A great deal of media attention has been devoted to the failings of Home Information Packs (HIPs), often at the expense of useful guidance as to what they actually involve. To help explain what they mean to homeowners. TakeLegalAdvice.com asks conveyancing solicitor Will Stisted, of Anderson Longmore & Higham to explain.
What does a HIP involve?
A HIP includes documents that are required when homes are bought and sold. Some documents are mandatory and others optional.
The mandatory documents are:
- An index (i.e. a list of the contents of the HIP)
- A sale statement (summarising the terms of sale)
- Evidence of title
- Standard searches (i.e. local authority enquiries and a drainage and water search)
- An Energy Performance Certificate (EPC)
- Commonhold information (where appropriate)
- A copy of the lease (where appropriate)
Documents that are optional include:
- A Home Condition Report (HCR)
- Additional leasehold, information
- Guarantees and warranties
- Other searches relevant to the particular area
Sellers have to provide a HIP within 14 days of a request from a buyer.
Why use a conveyancing solicitor to arrange a HIP?
Using a pack supplied by a conveyancing solicitor provides peace of mind. Birmingham Trading Standards recently reported that over 80 per cent of the HIPs that they inspected in local estate agents contained mistake or omissions.

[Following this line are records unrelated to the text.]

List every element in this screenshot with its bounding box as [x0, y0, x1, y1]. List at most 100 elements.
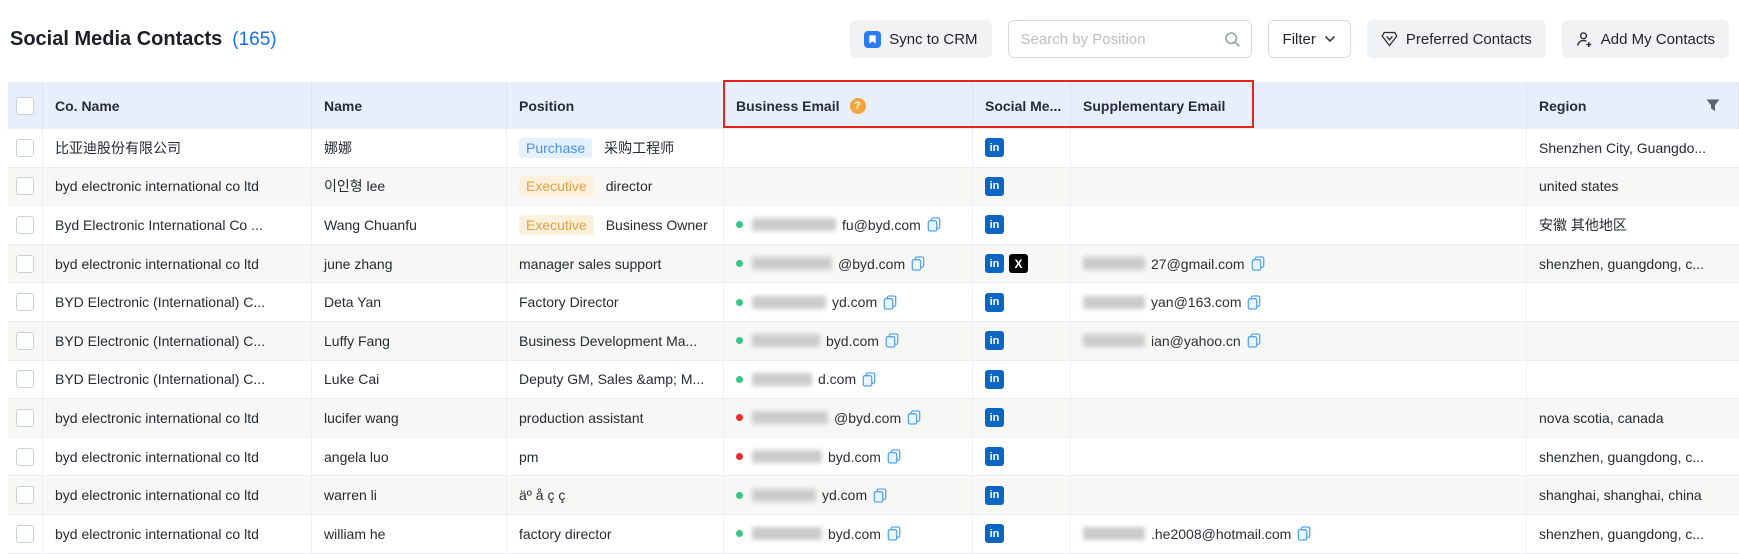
header-region: Region — [1527, 82, 1739, 129]
blurred-text — [1083, 257, 1145, 270]
contact-name: Wang Chuanfu — [324, 217, 417, 233]
social-media-cell: in — [973, 206, 1071, 244]
business-email-cell: byd.com — [724, 322, 973, 360]
copy-icon[interactable] — [911, 256, 925, 271]
row-checkbox[interactable] — [16, 486, 34, 504]
contact-name: Luffy Fang — [324, 333, 390, 349]
copy-icon[interactable] — [887, 449, 901, 464]
business-email-cell — [724, 168, 973, 206]
linkedin-icon[interactable]: in — [985, 370, 1004, 389]
copy-icon[interactable] — [1251, 256, 1265, 271]
linkedin-icon[interactable]: in — [985, 486, 1004, 505]
position-text: factory director — [519, 526, 612, 542]
sync-to-crm-button[interactable]: Sync to CRM — [850, 20, 991, 58]
crm-logo-icon — [864, 31, 881, 48]
row-checkbox[interactable] — [16, 332, 34, 350]
copy-icon[interactable] — [1247, 333, 1261, 348]
region-text: shenzhen, guangdong, c... — [1539, 526, 1704, 542]
copy-icon[interactable] — [927, 217, 941, 232]
header-supplementary-email-label: Supplementary Email — [1083, 98, 1225, 114]
search-box[interactable] — [1008, 20, 1252, 58]
linkedin-icon[interactable]: in — [985, 138, 1004, 157]
row-checkbox[interactable] — [16, 293, 34, 311]
row-select-cell — [8, 206, 43, 244]
linkedin-icon[interactable]: in — [985, 215, 1004, 234]
header-name: Name — [312, 82, 507, 129]
copy-icon[interactable] — [862, 372, 876, 387]
company-name: byd electronic international co ltd — [55, 487, 259, 503]
linkedin-icon[interactable]: in — [985, 254, 1004, 273]
search-input[interactable] — [1019, 30, 1216, 49]
region-cell: nova scotia, canada — [1527, 399, 1739, 437]
table-row: byd electronic international co ltdlucif… — [8, 399, 1739, 438]
x-twitter-icon[interactable]: X — [1009, 254, 1028, 273]
preferred-contacts-button[interactable]: Preferred Contacts — [1367, 20, 1546, 58]
business-email-text: yd.com — [822, 487, 867, 503]
linkedin-icon[interactable]: in — [985, 447, 1004, 466]
position-badge: Purchase — [519, 138, 592, 158]
page-title-group: Social Media Contacts (165) — [10, 28, 834, 51]
copy-icon[interactable] — [907, 410, 921, 425]
table-row: BYD Electronic (International) C... Deta … — [8, 283, 1739, 322]
email-status-dot — [736, 453, 743, 460]
linkedin-icon[interactable]: in — [985, 177, 1004, 196]
linkedin-icon[interactable]: in — [985, 293, 1004, 312]
row-checkbox[interactable] — [16, 255, 34, 273]
filter-button[interactable]: Filter — [1268, 20, 1351, 58]
contact-name: angela luo — [324, 449, 389, 465]
row-checkbox[interactable] — [16, 448, 34, 466]
name-cell: Deta Yan — [312, 283, 507, 321]
name-cell: 娜娜 — [312, 129, 507, 167]
region-text: 安徽 其他地区 — [1539, 215, 1627, 235]
row-checkbox[interactable] — [16, 216, 34, 234]
header-position-label: Position — [519, 98, 574, 114]
row-checkbox[interactable] — [16, 139, 34, 157]
row-checkbox[interactable] — [16, 370, 34, 388]
social-media-cell: in — [973, 399, 1071, 437]
name-cell: Luke Cai — [312, 361, 507, 399]
supplementary-email-cell — [1071, 129, 1527, 167]
linkedin-icon[interactable]: in — [985, 331, 1004, 350]
business-email-text: byd.com — [826, 333, 879, 349]
position-cell: Purchase采购工程师 — [507, 129, 724, 167]
header-social-media: Social Me... — [973, 82, 1071, 129]
help-icon[interactable]: ? — [850, 98, 866, 114]
linkedin-icon[interactable]: in — [985, 524, 1004, 543]
copy-icon[interactable] — [887, 526, 901, 541]
add-my-contacts-button[interactable]: Add My Contacts — [1562, 20, 1729, 58]
row-checkbox[interactable] — [16, 525, 34, 543]
supplementary-email-cell: ian@yahoo.cn — [1071, 322, 1527, 360]
copy-icon[interactable] — [1297, 526, 1311, 541]
company-name: BYD Electronic (International) C... — [55, 294, 265, 310]
business-email-cell: yd.com — [724, 283, 973, 321]
sync-to-crm-label: Sync to CRM — [889, 31, 977, 48]
row-checkbox[interactable] — [16, 409, 34, 427]
region-cell: shanghai, shanghai, china — [1527, 476, 1739, 514]
business-email-text: fu@byd.com — [842, 217, 921, 233]
select-all-checkbox[interactable] — [16, 97, 34, 115]
linkedin-icon[interactable]: in — [985, 408, 1004, 427]
region-text: Shenzhen City, Guangdo... — [1539, 140, 1706, 156]
copy-icon[interactable] — [885, 333, 899, 348]
company-cell: Byd Electronic International Co ... — [43, 206, 312, 244]
name-cell: 이인형 lee — [312, 168, 507, 206]
copy-icon[interactable] — [1247, 295, 1261, 310]
position-cell: Deputy GM, Sales &amp; M... — [507, 361, 724, 399]
company-cell: 比亚迪股份有限公司 — [43, 129, 312, 167]
row-select-cell — [8, 168, 43, 206]
name-cell: june zhang — [312, 245, 507, 283]
copy-icon[interactable] — [883, 295, 897, 310]
social-media-cell: in X — [973, 245, 1071, 283]
region-filter-icon[interactable] — [1706, 99, 1720, 112]
header-select-all-cell — [8, 82, 43, 129]
blurred-text — [752, 218, 836, 231]
row-checkbox[interactable] — [16, 177, 34, 195]
social-media-cell: in — [973, 129, 1071, 167]
copy-icon[interactable] — [873, 488, 887, 503]
blurred-text — [1083, 334, 1145, 347]
position-text: äº å ç ç — [519, 487, 565, 503]
search-icon[interactable] — [1224, 31, 1241, 48]
position-text: director — [606, 178, 653, 194]
business-email-cell: byd.com — [724, 438, 973, 476]
position-text: Business Owner — [606, 217, 708, 233]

A HIP from a conveyancing solicitor also allows the seller to share or transfer the property between estate agents if necessary. A HIP supplied by an estate agent is often branded and may not be acceptable to other agents.
The ‘diluted’ HIP that we currently have is a waste of time and money. At a time when the housing market has slowed so dramatically, the additional hurdle that HIP represents is particularly unwelcome.
Why have HIPs received such bad press?
The HIP was also originally to contain a Home Condition Report. Without this report, the only documents that are of any real use to a prospective buyer are the title information documents and the Energy Performance Certificate (EPC). All the documentation, other than the EPC, would have been provided by the seller’s conveyancing solicitor at the outset of a transaction anyway.
Furthermore, although the HIP remains valid while the property is on the market, aspects of it, such as the Local Search, are considered to be out of date very quickly. The formula for production of EPCs is also open to too much personal interpretation by providers, there is not the necessary conformity.
Is there anything else that buyers and sellers should be aware of?
The required contents of a basic HIP are unlikely to make any real difference to a prospective buyer. In order to make the pack more useful, the seller is often well advised to spend a little extra money and provide a full local search rather than using personal searches.